J1→J3へ「ユースに参加したら雪の上」 五輪後に出場減も“直訴”…現役生活32年を貫けた理由【インタビュー】
長野、秋田の雪の環境に驚愕「トップチームは屋内で練習」も…
適応する力は、クラブを渡り歩くなかでも発揮された。2010年には93年のJ初年度から18シーズン所属した清水からJ1に昇格したヴァンフォーレ甲府に移籍。一度はJ2に降格したものの、J1に復帰した13年限りで戦力外となった。プレーを続けるためにトライアウトに参加。チームにこだわりはなかった。 「エージェントがいなかったので、自分でできるのは知り合いを頼ることか、トライアウトで見せるしかない。どこでも行くつもりでしたね。カテゴリーなんか言っている余裕ない。プレーすることが一番だったので。ただ、環境は違いましたね」 温暖な清水で長くプレーした。移籍した甲府も清水から近かった。もっとも、トライアウトの末に14年に加入したAC長野パルセイロ、16年のブラウブリッツ秋田は環境が違った。特に驚いたのは雪。もっとも、それにも対応してきた。 「長野が誘ってくれて移籍したけれど、環境は違った。雪もチラホラ降るし。でも、そんなこと言っても仕方ないし、やれることをやろうと。秋田も大変でしたよ。雪で。トップチームはさすがに屋内で練習するんですが、ユースの練習に参加したら雪の上。聞いたら、珍しいことじゃないんだと。驚きましたね」 施設の整ったJ1から恵まれないJ3へ。戸惑うことは少なくなかったはずだが、プレーできる楽しさが上回った。 「まあ、清水も最初は(専用の施設がなく)河川敷で練習したりしていましたから。
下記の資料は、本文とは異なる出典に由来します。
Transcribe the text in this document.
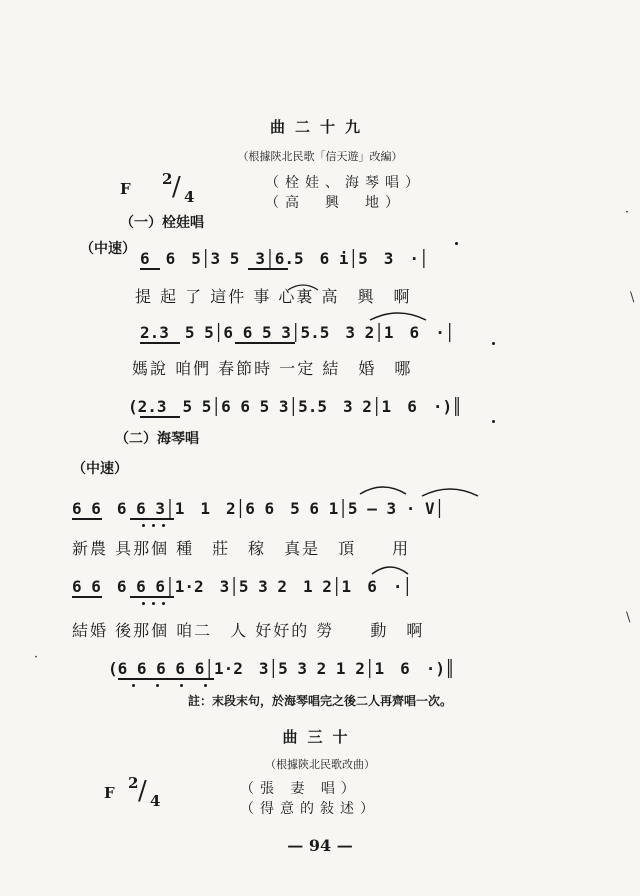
曲二十九
（根據陝北民歌「信天遊」改編）
F
2 / 4
（栓娃、海琴唱）
（高　興　地）
（一）栓娃唱
（中速） 6　6　5│3 5　3│6.5　6 i│5　3　·│
提 起 了 這件 事 心裏 高　興　啊
2.3　5 5│6 6 5 3│5.5　3 2│1　6　·│
媽說 咱們 春節時 一定 結　婚　哪
(2.3　5 5│6 6 5 3│5.5　3 2│1　6　·)║
（二）海琴唱
（中速）
6 6　6 6 3│1　1　2│6 6　5 6 1│5 — 3 · V│
新農 具那個 種　莊　稼　真是　頂　　用
6 6　6 6 6│1·2　3│5 3 2　1 2│1　6　·│
結婚 後那個 咱二　人 好好的 勞　　動　啊
(6 6 6 6 6│1·2　3│5 3 2 1 2│1　6　·)║
註：末段末句，於海琴唱完之後二人再齊唱一次。
曲三十
（根據陝北民歌改曲）
F
2 / 4
（張 妻 唱）
（得意的敍述）
— 94 —
·
\
\
·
環境がどうでも免疫はあったのかもしれません。僕はいいんですよ。どこに行っても知り合いがいたし、仲間がいたから。ただ、家族は何も知らない、知り合いが誰もいない街へ連れていかれて、大変だったと思います。だから、感謝しています」 さまざまな環境に適応しながら、50歳までJリーガーとしてプレーした。ポジションを変え、クラブを変えながらも、変わらなかったのは。「プレーを続けたい」と強い気持ちだった。 [プロフィール] 伊東輝悦(いとう・てるよし)/1974年8月31日生まれ、静岡県出身。静岡・東海大一高(現東海大翔洋高)―清水エスパルスーヴァンフォーレ甲府―長野パルセイロ―ブラウブリッツ秋田―アスルクラロ沼津。ボランチとして清水の黄金期を支え、U-23日本代表ではアトランタ五輪ブラジル戦で「マイアミの奇跡」を起こすゴールを決めた。Jリーグ開幕の93年から32年間Jリーグでプレーした唯一の選手。日本代表通算27試合。 [著者プロフィール] 荻島弘一(おぎしま・ひろかず)/1960年生まれ。大学卒業後、日刊スポーツ新聞社に入社。スポーツ部記者として五輪競技を担当。サッカーは日本リーグ時代からJリーグ発足、日本代表などを取材する。同部デスク、出版社編集長を経て、06年から編集委員として現場に復帰。20年に同新聞社を退社。